“I never saw so many stars,” she said to herself. She looked with wonder at the Milky Way, which was like a zone of diamond dust. Suddenly a mighty conviction of God, which was like the blazing forth of a new star, was in her soul. Ellen was not in a sense religious, and had never united with the Congregational Church, which she had always attended with her parents; she had never been responsive to efforts made towards her so-called conversion, but all at once, under the stars that night, she told herself with an absolute certainty of the truth of it. “There is something beyond everything, beyond the stars, and beyond all poor men, and beyond me, which is enough for all needs. We shall have our portion in the end.”

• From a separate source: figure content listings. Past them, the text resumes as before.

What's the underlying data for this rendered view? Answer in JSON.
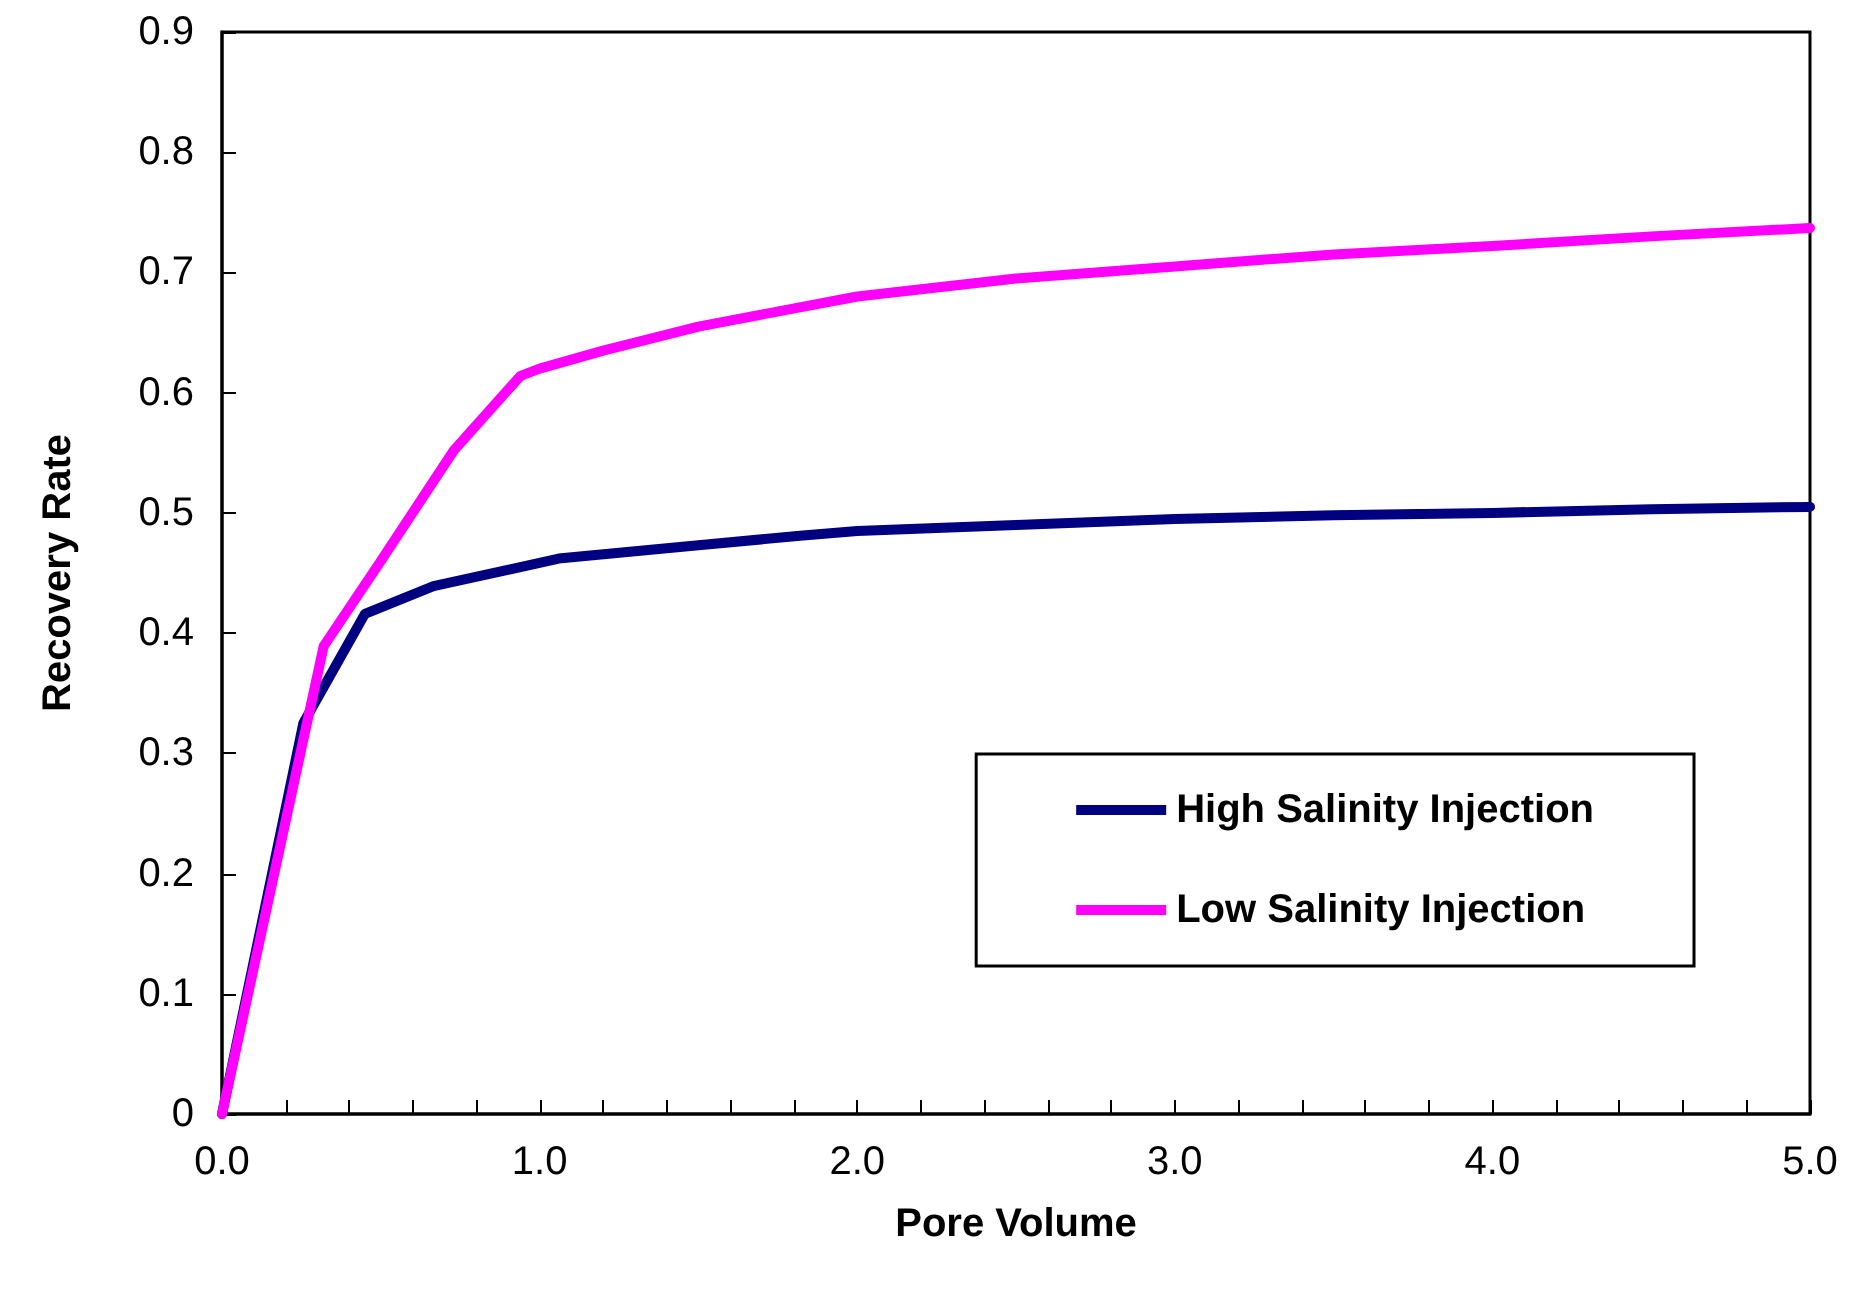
{
  "chart_data": {
    "type": "line",
    "xlabel": "Pore Volume",
    "ylabel": "Recovery Rate",
    "series": [
      {
        "name": "High Salinity Injection",
        "color": "#000080",
        "x": [
          0,
          0.256,
          0.45,
          0.666,
          1.06,
          1.5,
          1.82,
          2.0,
          2.5,
          3.0,
          3.5,
          4.0,
          4.5,
          5.0
        ],
        "values": [
          0,
          0.325,
          0.416,
          0.439,
          0.462,
          0.473,
          0.481,
          0.485,
          0.49,
          0.495,
          0.498,
          0.5,
          0.503,
          0.505
        ]
      },
      {
        "name": "Low Salinity Injection",
        "color": "#ff00ff",
        "x": [
          0,
          0.32,
          0.5,
          0.73,
          0.94,
          1.0,
          1.2,
          1.5,
          2.0,
          2.5,
          3.0,
          3.5,
          4.0,
          4.5,
          5.0
        ],
        "values": [
          0,
          0.389,
          0.46,
          0.552,
          0.614,
          0.62,
          0.635,
          0.655,
          0.68,
          0.695,
          0.705,
          0.715,
          0.722,
          0.73,
          0.737
        ]
      }
    ],
    "xlim": [
      0,
      5
    ],
    "xticks": [
      {
        "value": 0,
        "label": "0.0"
      },
      {
        "value": 0.2,
        "label": null
      },
      {
        "value": 0.4,
        "label": null
      },
      {
        "value": 0.6,
        "label": null
      },
      {
        "value": 0.8,
        "label": null
      },
      {
        "value": 1,
        "label": "1.0"
      },
      {
        "value": 1.2,
        "label": null
      },
      {
        "value": 1.4,
        "label": null
      },
      {
        "value": 1.6,
        "label": null
      },
      {
        "value": 1.8,
        "label": null
      },
      {
        "value": 2,
        "label": "2.0"
      },
      {
        "value": 2.2,
        "label": null
      },
      {
        "value": 2.4,
        "label": null
      },
      {
        "value": 2.6,
        "label": null
      },
      {
        "value": 2.8,
        "label": null
      },
      {
        "value": 3,
        "label": "3.0"
      },
      {
        "value": 3.2,
        "label": null
      },
      {
        "value": 3.4,
        "label": null
      },
      {
        "value": 3.6,
        "label": null
      },
      {
        "value": 3.8,
        "label": null
      },
      {
        "value": 4,
        "label": "4.0"
      },
      {
        "value": 4.2,
        "label": null
      },
      {
        "value": 4.4,
        "label": null
      },
      {
        "value": 4.6,
        "label": null
      },
      {
        "value": 4.8,
        "label": null
      },
      {
        "value": 5,
        "label": "5.0"
      }
    ],
    "ylim": [
      0,
      0.9
    ],
    "yticks": [
      0,
      0.1,
      0.2,
      0.3,
      0.4,
      0.5,
      0.6,
      0.7,
      0.8,
      0.9
    ],
    "grid": false,
    "legend": "bottom right",
    "marker": "none",
    "line_style": "solid"
  }
}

She had been feeling discouraged lately, although she would not own it even to herself. She saw Robert but seldom, and her aunt was no better. She often wondered if there could be anything before her but that one track of drudgery for daily bread upon which she had set out. She wondered if she ought not to say positively to Robert that there must be no thought of anything between them in the future. She wondered if she were not wronging him. Once or twice she had seen him riding with Miss Hemingway, and thought that, after all, that was a girl better suited to him, and perhaps if he had no hope whatever of her he might turn to the other to his own advantage. But to-night, with the clear stimulus of the frost in her lungs, and her eyes and soul dazzled with the multiplicity of stars, she began to have a great impetus of courage, like a soldier on the morning of battle. She felt as if she could fight for her joy and the joy of others, and victory would in the end be certain; that the chances of victory ran to infinity, and could not be measured.
However, all the while, in spite of her stimulation of spirits, there was that vague sense of excitement, as over some impending crisis. That she could not throw off. Suddenly she found herself searching the road ahead of her, and often turning at the fancied sound of a footstep. She began to wish that her father had come with her; then she told herself how foolish she was, for he had a cold, and this keen air would have been sure to give him more. The electric-car passed her, and she had a grateful sense of companionship. She looked after its diminishing light in the distance, and almost wished that she had stopped it, but car-fares had to be counted carefully.
She began to dread unspeakably passing the factories. She told herself that there was no sense in it, that it was not late, that the electric-light made it like high noon, that there was a watchman in each building, that there was nothing whatever to fear; but it was in vain. It was only by a great effort of her will that she did not turn and go back home when she reached Lloyd's.
Lloyd's came first; then, a few rods farther, on the other side of the street, McGuire's, and then Briggs's.
Ellen had a library book under her arm, and she clutched her dress-skirt firmly. A terror as to the supernatural was stealing over her. She felt as she had when waking in the night from some dreadful dream, though all the time she was dinning in her ears how foolish she was. She saw the lantern of the night-watchman in Lloyd's moving down a stair which crossed a window.
She came opposite Lloyd's, and, just as she did so, saw a dark figure descending the right-hand flight of stairs from the entrance platform. She thought, from something in the carriage, that it was Mr. Lloyd, and hung back a little, reflecting that she would keep behind him all the way to town.
The man reached the ground at the foot of the stairs, then there was a flash of fire from the shadow underneath, and a shot rang out. Ellen did what she could never have counted upon herself for doing. She ran straight towards the man, who had fallen prostrate like a log, and was down on the ground beside him, with his head on her lap, shouting for the night-watchman, whose name was McLaughlin.
“McLaughlin!” she shouted. But there was no need of it, for he had heard the shot. The cry had not left Ellen's lips before she was surrounded by men, one of whom was Granville Joy, one was Dixon, and one was John Sargent.
Joy and Sargent had met down-town, and were walking home together, when the shot rang out, and they had rushed forward. Then there was McLaughlin, the watchman of Lloyd's, and the two watchmen from Briggs's and McGuire's came pelting down their stairs, swinging their lanterns.